Sunday, June 3, 2007

Here's A Country To Put On Your Investment Map: Weren't We There 35 Years Ago?


Emerging Markets: The Vietnamese economic miracle
By Stephanie Grimmett, Managing Editor, Taipan
Communism just never seems to stick. Marx may fill the heads of the young, idealistic or slow with a lot of fantastic rhetoric about the workers rising up to defeat the capitalist demons. If you listen long enough, you start to believe that communism will bring with it unicorns, fairies and afternoons spent picking wildflowers in sunny meadows.
But after the glorious revolution, instead of finding the idyllic society of freedom and economic equality they were promised, those stalwart “workers of the head and fist” (as real socialist slogans used to call them) invariably fall prey to any dictatorial regime that happens to pass by. And countries that were trying to escape from poverty and starvation end up starving and in poverty as their economies are hijacked by a bloated and paranoid Socialist Unity Party.
The free market has usually beaten the pants off the noble ideals of communism, though Bill Moyers may tell you otherwise. In Russia, the transition from communism was violent, and 15 years later, is by no means complete. Putin is still trying to solder a healthy economy together through his country’s natural resources and sheer willpower. In China, the process has been more entertaining as the hodgepodge old- and new-school communist government attempts to juggle all of the different factors in its economic growth without dropping any one of its balls.
But in Vietnam, the economic pressures of government ownership managed in 15 years what a decade-long war couldn't accomplish. In 1986, Vietnam quietly returned its farmlands to private ownership and began opening the economy to capitalist reforms.
Now the country has a seven-year-old stock market, ironically named the Ho Chi Min Securities Trading Center. (That sounds like calling a bar the Pope John Paul II Badda Bing, but it’s actually named the city it’s in, not directly for the communist leader.) And with its emerging economy, Vietnam has become the playground of Japanese investors and the rest of the world is taking notice.
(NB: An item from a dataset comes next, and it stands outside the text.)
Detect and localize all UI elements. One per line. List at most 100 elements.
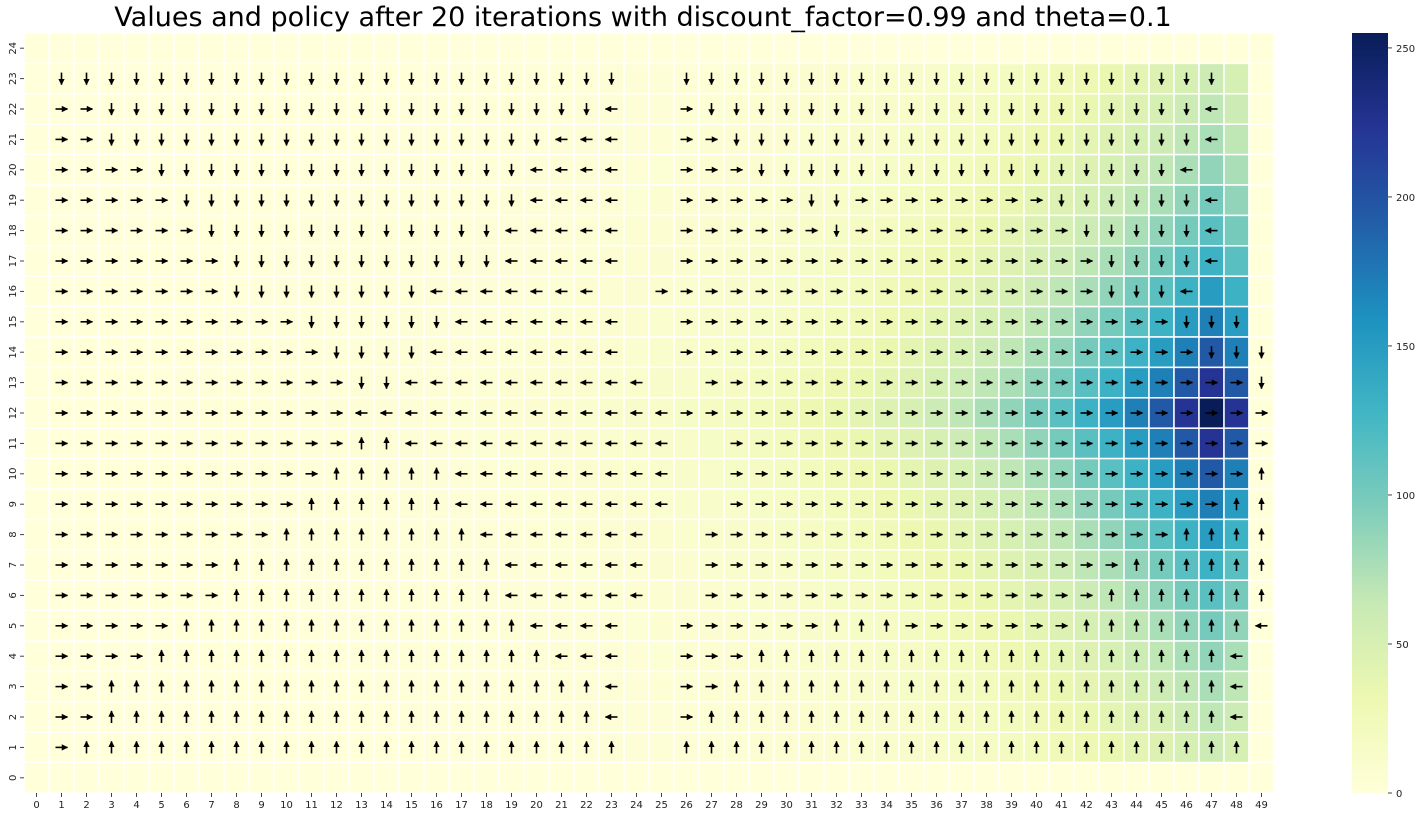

Unlike China, Vietnam is making it easy for foreign investors to cash in on its vital, young market. In fact, the country is courting foreign, especially Japanese, investment with tours of its industries that run almost daily. And despite the lingering bitterness in the U.S. about the war, Vietnam is growing in popularity in the American investment community.
Estimates show that about $5 billion of the country's $20.5 billion stock market cap (that's including both the Ho Chi Min and the Hanoi exchanges) are from foreign investors. And foreign funds account for between 20%-30% of the country's overall market investment capital.
Vietnam is still a tiny stock market, with only about 200 companies listed and a market cap of less than 1% of the New York Stock Exchange (of course, the NYSE can make even the largest foreign exchanges appear diminutive). But the country has posted economic growth of 7% or higher every year since 2002, and the economy grew 8.2% in 2006.
The country became the 150th member of the World Trade Organization in January. And Vietnam investment funds are popping up all over the place.
In February, the Indochina Capital Vietnam Holdings Fund raised $500 million, $150 million more than expected, when it debuted on the London Stock Exchange. Lion Capital Management just opened its first Vietnamese fund for Singapore investors, and of course, Japan's investment firms operate multiple Vietnamese funds, as well as offering direct investment in the country's stock exchanges.
Here in the U.S., funds specializing in Vietnam have been slower to arrive, possibly because of the enduring distaste for the country in the baby boomer generation or because of its small market size. But with an expanding economy and an open environment for foreign investment, that could change any day now.